È bene essere chiari: le politiche di accoglienza sono politiche umanitarie: benemerite, ma da sole non possono bastare. Diviene anzi sempre più difficile mantenerle, se non sono affiancate da tutto ciò che uno Stato (e una comunità di Stati, se esiste) può fare per regolare i rapporti coi Paesi viciniori. Finché la Libia rimarrà nell’attuale situazione di instabilità, rimarrà anche il corridoio lungo il quale si riverseranno tutti coloro che cercano in Europa migliori condizioni di vita. Possiamo resistere all’idea che i barconi carichi di migranti debbano essere respinti, solo se non ci limitiamo ad attrezzarci per i salvataggi in mare, ma proviamo anche a ridurre a monte i flussi migratori.
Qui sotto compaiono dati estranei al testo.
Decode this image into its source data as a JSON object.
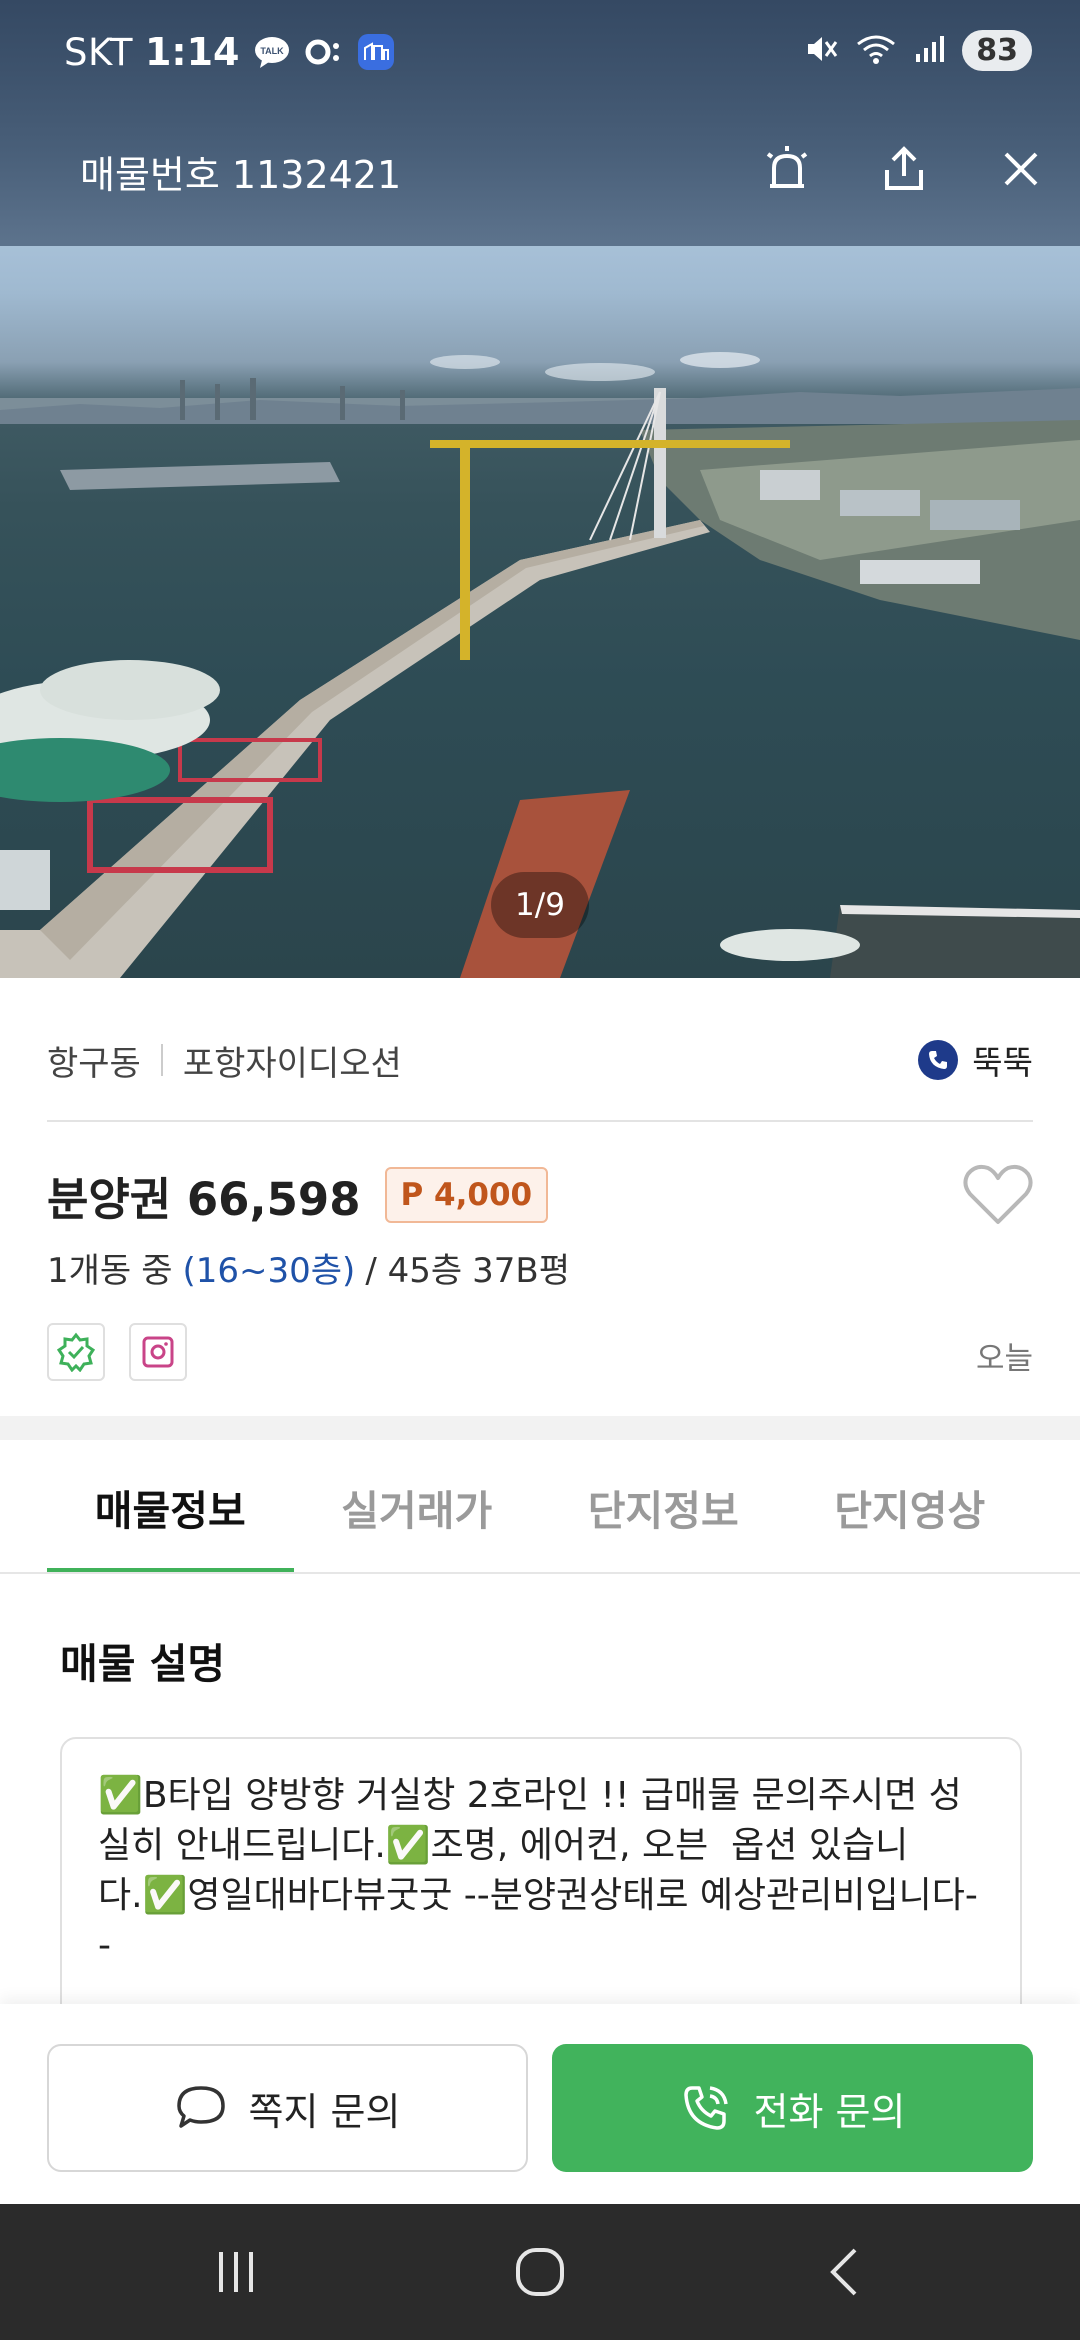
{
  "status_bar": {
    "carrier": "SKT",
    "time": "1:14",
    "battery": "83",
    "icons": [
      "talk-icon",
      "o-icon",
      "app-icon",
      "mute-icon",
      "wifi-icon",
      "signal-icon"
    ]
  },
  "app_bar": {
    "listing_number": "매물번호 1132421",
    "icons": [
      "alarm-icon",
      "share-icon",
      "close-icon"
    ]
  },
  "photo": {
    "counter": "1/9"
  },
  "location": {
    "dong": "항구동",
    "complex": "포항자이디오션",
    "agent_name": "뚝뚝"
  },
  "listing": {
    "price": "분양권 66,598",
    "premium": "P 4,000",
    "building": "1개동",
    "floor_prefix": "중",
    "floor_range": "(16~30층)",
    "total_floors": "/ 45층",
    "size": "37B평",
    "date": "오늘"
  },
  "tabs": [
    {
      "label": "매물정보",
      "active": true
    },
    {
      "label": "실거래가",
      "active": false
    },
    {
      "label": "단지정보",
      "active": false
    },
    {
      "label": "단지영상",
      "active": false
    }
  ],
  "description": {
    "title": "매물 설명",
    "text": "✅B타입 양방향 거실창 2호라인 !! 급매물 문의주시면 성실히 안내드립니다.✅조명, 에어컨, 오븐  옵션 있습니다.✅영일대바다뷰굿굿 --분양권상태로 예상관리비입니다--"
  },
  "actions": {
    "message_label": "쪽지 문의",
    "call_label": "전화 문의"
  },
  "colors": {
    "accent_green": "#41b35c",
    "premium_orange": "#c0561c",
    "floor_blue": "#1f52a8",
    "nav_dark": "#2b2b2b"
  }
}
Diversamente, non ci tireremo via dalla trappola umanitaria che gli egoismi degli altri Stati membri dell’Unione scarica sul nostro Paese.

Perché non è per una cieca fatalità che la meta preferita degli scafisti che attraversano il Mediterraneo è l’Italia, e la rotta libica il percorso più affollato. Ciò dipende da un calcolo preciso, da una diversa probabilità di successo, assicurata lungo queste vie, e per esempio dalla forte riduzione dell’agibilità della rotta balcanica. Dunque non si tratta di fenomeni fuori da ogni controllo. È anzi evidente che qualora diminuissero dovessero diminuire le aspettative di un buon esito, diminuirebbero anche gli sbarchi. 

Orbene, se non si vuole tradurre questo assioma spietato ma evidente in una politica attiva di respingimenti, bisogna almeno che si rendano disponibili altre leve di azione. Se quelle detenute dall’Unione latitano, e quelle a disposizione del nostro Paese si rivelano insufficienti, allora non ci sarà accoglienza che tenga. E il rischio che cresca il numero di coloro che saranno accolti solo dalle onde del mare aumenterà enormemente, macchiando per sempre l’onore dell’Europa.